Les représentants du ministère y ont déposé un plan d’enlèvement de la structure de métal et de ses piliers d’une part, etles procédures à respecter quant à leur acheminement dans un centre de traitement eu égard à leur degré de contamination d’autre part.

Par ailleurs, le même comité local s’est par la suite réuni le 21 avril pour négocier une entente définissant les responsabilités et la quote-part financière de chaque municipalité dans l’opération. Chaque conseil municipal adoptera prochainement une résolution à cette fin. Toutefois, avant d’aller plus loin, les municipalités attendent de la part des autorités gouvernementales une confirmation écrite à l’effet qu’elles soient exemptées de tous frais dans l’éventualité du retour du train et de la nécessaire réhabilitation du pont.

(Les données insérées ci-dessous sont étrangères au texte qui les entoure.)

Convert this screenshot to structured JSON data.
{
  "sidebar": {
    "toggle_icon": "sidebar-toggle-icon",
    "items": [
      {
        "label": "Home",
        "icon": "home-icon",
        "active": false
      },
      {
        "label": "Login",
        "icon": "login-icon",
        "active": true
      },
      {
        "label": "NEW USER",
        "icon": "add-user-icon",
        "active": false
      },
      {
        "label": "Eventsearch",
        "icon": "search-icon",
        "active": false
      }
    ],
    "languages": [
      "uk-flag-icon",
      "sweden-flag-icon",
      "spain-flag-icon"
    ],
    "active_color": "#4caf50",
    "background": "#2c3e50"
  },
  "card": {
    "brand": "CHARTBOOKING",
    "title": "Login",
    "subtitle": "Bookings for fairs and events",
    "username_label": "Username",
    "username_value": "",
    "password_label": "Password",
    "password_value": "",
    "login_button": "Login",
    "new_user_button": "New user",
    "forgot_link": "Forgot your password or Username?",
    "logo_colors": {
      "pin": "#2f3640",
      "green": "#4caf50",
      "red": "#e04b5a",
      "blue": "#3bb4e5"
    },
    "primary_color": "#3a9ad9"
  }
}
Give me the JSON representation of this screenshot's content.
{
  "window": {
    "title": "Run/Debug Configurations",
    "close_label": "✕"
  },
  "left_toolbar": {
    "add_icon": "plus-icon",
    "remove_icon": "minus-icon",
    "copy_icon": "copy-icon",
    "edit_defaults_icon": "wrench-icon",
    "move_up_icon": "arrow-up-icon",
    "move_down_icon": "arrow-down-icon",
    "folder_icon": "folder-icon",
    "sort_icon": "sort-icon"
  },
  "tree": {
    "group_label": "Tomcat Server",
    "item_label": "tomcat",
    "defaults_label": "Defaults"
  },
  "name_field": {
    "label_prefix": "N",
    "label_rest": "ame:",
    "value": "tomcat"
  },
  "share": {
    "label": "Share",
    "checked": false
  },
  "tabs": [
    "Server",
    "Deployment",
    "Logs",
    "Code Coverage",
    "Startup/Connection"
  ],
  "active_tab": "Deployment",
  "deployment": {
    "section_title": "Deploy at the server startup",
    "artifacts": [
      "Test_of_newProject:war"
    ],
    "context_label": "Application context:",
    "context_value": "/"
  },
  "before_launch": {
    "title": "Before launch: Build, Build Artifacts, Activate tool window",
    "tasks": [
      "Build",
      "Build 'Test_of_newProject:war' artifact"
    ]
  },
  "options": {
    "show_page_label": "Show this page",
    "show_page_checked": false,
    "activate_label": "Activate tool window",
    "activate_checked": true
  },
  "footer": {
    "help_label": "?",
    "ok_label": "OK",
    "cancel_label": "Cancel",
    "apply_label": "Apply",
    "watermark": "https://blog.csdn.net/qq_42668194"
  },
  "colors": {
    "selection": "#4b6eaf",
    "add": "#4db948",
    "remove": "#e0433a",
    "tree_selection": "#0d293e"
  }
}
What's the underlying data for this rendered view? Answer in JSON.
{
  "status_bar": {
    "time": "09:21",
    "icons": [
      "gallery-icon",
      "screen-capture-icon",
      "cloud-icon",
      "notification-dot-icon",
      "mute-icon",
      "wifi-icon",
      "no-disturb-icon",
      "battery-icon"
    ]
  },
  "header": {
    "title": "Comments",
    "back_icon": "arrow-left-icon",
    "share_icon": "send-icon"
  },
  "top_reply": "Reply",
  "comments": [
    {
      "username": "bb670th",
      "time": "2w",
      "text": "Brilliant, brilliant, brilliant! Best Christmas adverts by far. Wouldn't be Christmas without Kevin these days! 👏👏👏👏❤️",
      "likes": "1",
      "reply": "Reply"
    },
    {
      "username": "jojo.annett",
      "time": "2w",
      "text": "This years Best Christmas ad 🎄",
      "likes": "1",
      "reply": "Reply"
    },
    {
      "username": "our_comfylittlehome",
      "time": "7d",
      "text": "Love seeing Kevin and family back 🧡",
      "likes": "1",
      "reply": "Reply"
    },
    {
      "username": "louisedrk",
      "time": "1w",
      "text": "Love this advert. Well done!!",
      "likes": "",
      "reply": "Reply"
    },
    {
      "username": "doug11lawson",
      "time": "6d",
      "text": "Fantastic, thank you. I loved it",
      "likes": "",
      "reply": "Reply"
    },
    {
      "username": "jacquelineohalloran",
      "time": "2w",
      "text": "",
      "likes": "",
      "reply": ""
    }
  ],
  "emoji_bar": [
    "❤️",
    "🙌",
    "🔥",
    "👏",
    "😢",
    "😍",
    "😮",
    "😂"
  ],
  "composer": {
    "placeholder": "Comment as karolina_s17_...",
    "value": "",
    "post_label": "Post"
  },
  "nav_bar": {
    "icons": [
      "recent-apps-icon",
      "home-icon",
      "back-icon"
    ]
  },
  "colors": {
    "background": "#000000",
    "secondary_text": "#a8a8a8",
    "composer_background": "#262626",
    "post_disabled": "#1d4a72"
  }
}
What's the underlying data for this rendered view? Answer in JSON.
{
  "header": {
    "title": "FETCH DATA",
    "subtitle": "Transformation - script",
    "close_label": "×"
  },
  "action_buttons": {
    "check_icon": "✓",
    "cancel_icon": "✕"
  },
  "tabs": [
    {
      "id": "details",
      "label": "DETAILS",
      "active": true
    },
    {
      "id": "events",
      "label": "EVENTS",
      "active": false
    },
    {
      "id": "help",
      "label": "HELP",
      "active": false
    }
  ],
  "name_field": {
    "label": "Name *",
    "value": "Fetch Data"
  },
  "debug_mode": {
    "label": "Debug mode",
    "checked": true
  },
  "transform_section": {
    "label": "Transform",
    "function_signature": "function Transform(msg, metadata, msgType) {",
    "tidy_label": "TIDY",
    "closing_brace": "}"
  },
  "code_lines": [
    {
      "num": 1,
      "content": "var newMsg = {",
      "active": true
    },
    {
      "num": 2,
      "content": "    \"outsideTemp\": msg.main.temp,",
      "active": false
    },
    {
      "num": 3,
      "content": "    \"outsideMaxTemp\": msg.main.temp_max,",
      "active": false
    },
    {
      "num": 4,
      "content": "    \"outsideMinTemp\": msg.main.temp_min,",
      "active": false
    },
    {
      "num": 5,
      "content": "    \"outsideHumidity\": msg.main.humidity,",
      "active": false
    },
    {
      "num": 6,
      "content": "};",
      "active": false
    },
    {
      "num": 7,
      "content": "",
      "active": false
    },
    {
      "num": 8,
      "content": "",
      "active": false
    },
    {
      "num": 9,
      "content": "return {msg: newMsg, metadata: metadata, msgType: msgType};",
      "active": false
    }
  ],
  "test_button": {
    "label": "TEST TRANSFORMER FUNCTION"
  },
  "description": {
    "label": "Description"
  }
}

Ces tractations illustrent le fait qu’il y a loin de la coupe aux lèvres dans l’achèvement de ce dossier et qu’il est illusoire d’espérer un démantèlement à court terme. «Plusieurs étapes sont encore à venir; c’est compliqué, mais ça avance», de commenter le conseiller Charles Audet qui, avec le maire Jacques Lessard, représentent la Ville de Disraeli. Rappelons que la représentation de la Paroisse de Disraeli se compose du maire André Gosselin et de la directrice générale Caroline Picard.

Même si le MTQ persiste à croire que le rail s’avère un excellent moyen de transport dont il faut protéger les infrastructures existantes, sa réactivation se butera à plus ou moins brève échéance à de multiples problèmes dont celui de sa désuétude.